Howard took about two weeks to paint each of the portraits and paid Auchiah and Hokeah a modeling fee of one dollar per hour, which was “customary at the time.” They would sit for about half an hour before taking a break. “They were excellent models because they stayed just absolutely still. They never batted an eyelash.” Howard said Auchiah and Hokeah often ate lunch with Howard and her parents on the days they were in Oklahoma City.
After Howard had completed both portraits, she hosted an art show for the Kiowa Five at her studio. As reported in The Daily Oklahoman, the one-week show consisted of more than 300 watercolor paintings “portraying dance figures, symbolic legends and hunters.
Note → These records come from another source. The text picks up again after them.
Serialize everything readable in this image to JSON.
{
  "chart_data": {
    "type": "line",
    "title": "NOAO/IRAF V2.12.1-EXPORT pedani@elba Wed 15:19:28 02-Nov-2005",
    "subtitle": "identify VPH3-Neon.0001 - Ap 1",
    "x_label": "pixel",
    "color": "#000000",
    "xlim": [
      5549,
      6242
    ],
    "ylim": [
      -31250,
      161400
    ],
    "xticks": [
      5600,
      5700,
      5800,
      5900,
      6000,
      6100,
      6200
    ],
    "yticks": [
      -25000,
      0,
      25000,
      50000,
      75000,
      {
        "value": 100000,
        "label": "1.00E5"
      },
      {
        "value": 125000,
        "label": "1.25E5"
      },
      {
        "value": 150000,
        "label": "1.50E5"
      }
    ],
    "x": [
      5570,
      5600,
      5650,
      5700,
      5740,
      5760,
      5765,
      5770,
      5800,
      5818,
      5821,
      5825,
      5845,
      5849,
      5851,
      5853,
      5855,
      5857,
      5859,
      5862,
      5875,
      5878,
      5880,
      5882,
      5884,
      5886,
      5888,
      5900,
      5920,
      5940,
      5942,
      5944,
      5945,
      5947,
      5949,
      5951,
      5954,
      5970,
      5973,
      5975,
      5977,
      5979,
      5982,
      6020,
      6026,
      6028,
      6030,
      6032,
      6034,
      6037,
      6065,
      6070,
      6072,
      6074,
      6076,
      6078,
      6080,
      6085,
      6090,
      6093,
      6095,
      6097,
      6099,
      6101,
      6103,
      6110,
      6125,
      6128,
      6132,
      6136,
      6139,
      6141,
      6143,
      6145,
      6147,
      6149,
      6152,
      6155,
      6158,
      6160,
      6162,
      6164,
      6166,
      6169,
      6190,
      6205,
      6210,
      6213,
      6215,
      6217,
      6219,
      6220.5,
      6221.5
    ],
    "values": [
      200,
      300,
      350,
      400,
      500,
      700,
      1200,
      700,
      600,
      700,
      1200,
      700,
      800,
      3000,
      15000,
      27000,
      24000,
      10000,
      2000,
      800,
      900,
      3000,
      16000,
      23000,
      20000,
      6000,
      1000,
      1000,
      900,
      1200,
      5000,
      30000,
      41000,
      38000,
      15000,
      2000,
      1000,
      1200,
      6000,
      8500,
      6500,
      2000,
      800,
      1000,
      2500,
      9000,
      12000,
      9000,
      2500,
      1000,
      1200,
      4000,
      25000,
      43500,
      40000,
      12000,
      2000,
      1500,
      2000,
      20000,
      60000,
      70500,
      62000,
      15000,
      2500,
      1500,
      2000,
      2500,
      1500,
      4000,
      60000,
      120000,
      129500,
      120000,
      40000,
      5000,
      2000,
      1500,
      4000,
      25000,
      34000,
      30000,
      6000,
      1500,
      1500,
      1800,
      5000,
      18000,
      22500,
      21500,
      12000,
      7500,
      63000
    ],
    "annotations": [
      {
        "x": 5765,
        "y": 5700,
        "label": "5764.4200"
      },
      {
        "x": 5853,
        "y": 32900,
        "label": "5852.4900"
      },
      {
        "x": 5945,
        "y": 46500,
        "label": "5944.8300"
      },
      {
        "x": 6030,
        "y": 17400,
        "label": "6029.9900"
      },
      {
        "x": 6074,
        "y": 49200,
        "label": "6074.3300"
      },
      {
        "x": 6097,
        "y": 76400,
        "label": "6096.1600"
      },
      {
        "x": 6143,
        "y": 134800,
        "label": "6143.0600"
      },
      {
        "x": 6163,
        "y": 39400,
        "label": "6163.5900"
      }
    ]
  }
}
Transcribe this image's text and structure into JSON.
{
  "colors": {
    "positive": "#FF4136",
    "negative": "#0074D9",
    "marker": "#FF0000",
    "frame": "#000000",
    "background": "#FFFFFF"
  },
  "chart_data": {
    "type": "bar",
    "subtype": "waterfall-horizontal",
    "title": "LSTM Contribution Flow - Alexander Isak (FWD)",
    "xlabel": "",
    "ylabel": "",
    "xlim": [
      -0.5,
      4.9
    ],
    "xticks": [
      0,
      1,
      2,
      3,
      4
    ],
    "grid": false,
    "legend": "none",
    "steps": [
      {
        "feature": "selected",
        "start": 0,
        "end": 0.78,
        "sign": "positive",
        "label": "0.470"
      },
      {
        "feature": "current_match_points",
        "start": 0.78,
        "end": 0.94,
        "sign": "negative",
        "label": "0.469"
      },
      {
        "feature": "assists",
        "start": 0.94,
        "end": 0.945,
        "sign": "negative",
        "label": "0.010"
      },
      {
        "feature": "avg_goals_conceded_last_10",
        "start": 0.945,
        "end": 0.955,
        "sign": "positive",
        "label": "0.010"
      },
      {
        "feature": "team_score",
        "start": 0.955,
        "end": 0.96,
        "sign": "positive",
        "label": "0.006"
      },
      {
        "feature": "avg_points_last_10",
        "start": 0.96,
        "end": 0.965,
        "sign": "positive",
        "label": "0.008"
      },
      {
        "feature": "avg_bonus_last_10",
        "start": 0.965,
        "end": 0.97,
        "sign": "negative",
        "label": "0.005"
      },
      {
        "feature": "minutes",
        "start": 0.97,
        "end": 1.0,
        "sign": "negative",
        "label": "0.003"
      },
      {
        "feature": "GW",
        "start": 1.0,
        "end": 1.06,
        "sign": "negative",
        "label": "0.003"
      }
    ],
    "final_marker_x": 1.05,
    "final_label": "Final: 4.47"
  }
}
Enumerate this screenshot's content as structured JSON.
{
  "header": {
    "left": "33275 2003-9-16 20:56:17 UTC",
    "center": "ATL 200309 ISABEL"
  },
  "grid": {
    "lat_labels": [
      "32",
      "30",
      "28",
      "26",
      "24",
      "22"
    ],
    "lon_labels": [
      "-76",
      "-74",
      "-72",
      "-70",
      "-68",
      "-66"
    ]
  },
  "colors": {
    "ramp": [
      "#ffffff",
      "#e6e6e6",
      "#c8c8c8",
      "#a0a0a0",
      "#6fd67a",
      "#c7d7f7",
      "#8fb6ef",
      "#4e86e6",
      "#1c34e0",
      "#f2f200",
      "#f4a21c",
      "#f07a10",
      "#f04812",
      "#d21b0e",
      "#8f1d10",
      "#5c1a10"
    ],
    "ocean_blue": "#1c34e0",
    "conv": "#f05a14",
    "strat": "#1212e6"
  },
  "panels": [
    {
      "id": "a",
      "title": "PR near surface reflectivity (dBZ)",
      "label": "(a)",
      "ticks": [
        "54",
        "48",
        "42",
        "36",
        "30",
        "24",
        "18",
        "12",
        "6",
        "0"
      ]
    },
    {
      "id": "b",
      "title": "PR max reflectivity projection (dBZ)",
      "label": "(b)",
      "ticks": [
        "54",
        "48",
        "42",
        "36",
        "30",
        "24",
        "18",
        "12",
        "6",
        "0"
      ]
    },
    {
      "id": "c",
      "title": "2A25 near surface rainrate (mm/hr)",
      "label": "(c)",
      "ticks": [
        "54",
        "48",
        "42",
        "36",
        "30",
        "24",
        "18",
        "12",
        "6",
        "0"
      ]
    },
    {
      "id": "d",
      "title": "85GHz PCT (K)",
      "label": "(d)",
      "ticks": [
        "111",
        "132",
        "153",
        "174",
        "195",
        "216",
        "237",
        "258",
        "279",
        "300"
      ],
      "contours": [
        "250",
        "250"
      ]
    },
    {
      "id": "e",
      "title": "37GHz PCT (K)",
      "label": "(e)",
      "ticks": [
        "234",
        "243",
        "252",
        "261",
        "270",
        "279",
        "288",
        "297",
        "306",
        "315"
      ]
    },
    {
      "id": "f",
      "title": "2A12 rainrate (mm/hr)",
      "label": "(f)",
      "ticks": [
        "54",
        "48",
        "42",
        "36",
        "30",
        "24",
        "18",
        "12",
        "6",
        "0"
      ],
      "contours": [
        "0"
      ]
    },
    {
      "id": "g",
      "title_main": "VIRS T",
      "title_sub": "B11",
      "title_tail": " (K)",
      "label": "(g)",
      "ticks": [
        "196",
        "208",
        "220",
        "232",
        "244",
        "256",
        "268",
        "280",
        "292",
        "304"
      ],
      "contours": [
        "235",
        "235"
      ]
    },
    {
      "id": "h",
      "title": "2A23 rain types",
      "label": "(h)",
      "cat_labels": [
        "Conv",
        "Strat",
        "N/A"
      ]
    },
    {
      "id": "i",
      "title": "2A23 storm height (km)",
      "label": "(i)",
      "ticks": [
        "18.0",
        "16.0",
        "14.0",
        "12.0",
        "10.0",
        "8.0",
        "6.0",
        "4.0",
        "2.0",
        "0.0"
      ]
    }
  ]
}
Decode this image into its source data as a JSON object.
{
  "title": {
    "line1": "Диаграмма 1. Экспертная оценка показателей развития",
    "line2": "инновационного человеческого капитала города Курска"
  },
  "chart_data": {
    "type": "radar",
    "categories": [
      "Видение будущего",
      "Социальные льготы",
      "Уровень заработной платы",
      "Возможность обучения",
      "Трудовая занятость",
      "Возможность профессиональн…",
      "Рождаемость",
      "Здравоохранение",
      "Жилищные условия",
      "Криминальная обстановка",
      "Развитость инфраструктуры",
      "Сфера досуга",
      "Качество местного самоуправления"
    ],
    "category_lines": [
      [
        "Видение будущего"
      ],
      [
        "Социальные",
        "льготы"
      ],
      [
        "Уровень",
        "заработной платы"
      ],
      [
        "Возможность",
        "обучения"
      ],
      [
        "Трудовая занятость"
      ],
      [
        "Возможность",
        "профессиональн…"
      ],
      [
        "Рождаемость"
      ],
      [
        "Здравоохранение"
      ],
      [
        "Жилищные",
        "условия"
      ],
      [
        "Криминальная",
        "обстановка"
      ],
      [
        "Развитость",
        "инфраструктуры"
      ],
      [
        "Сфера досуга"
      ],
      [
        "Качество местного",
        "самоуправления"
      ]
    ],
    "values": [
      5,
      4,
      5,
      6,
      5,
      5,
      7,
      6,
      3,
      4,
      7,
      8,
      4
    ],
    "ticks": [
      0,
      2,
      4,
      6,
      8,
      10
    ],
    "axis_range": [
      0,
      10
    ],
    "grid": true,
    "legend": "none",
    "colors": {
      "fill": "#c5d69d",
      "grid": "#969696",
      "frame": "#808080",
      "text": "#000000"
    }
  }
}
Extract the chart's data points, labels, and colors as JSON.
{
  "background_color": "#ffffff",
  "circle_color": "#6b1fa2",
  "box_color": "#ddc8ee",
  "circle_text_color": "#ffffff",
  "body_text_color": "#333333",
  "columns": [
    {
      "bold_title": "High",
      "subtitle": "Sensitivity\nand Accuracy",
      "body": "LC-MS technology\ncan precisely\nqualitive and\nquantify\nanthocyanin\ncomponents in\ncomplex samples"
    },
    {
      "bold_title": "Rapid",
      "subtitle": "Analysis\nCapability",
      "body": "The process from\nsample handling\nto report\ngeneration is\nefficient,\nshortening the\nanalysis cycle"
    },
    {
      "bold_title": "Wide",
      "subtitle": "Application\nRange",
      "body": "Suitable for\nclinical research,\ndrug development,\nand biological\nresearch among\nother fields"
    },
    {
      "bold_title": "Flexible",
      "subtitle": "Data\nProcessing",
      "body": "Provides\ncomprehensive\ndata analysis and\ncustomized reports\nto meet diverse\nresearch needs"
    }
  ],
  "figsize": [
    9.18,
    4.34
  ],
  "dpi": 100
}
There is much of action, much of marvelous color and much of beauty and design in every painting by these Oklahomans whose fame is nationwide.”
Howard later said of the show, “they sold a good many of them (paintings) and naturally we didn’t charge any commission.” Though Auchiah, Hokeah, Tsatoke and Asah all gave Howard a painting in gratitude for hosting the show. When asked why she chose to paint only Auchiah and Hokeah, Howard said, “I had really wanted to paint one of each of them. But about that time I got this full-time job at OCU.” With a heavier work schedule, Howard was never able to arrange portrait sittings with the other Kiowa artists.
Howard graduated from Central High School in Oklahoma City, the University of Oklahoma and went on to earn a master’s of fine arts from the University of Southern California in 1941. She also studied art with Nan Sheets and attended the Broadmore Art Academy in Colorado Springs where she studied with Ernest Lawson.
She headed the art department at Central State University (now the University of Central Oklahoma) in Edmond and taught at Central High School in Oklahoma City and in El Paso Public Schools. During World War II, she worked as a draftswoman in Charleston, South Carolina. The portrait of James Auchiah is on permanent loan from the Oklahoma Historical Society.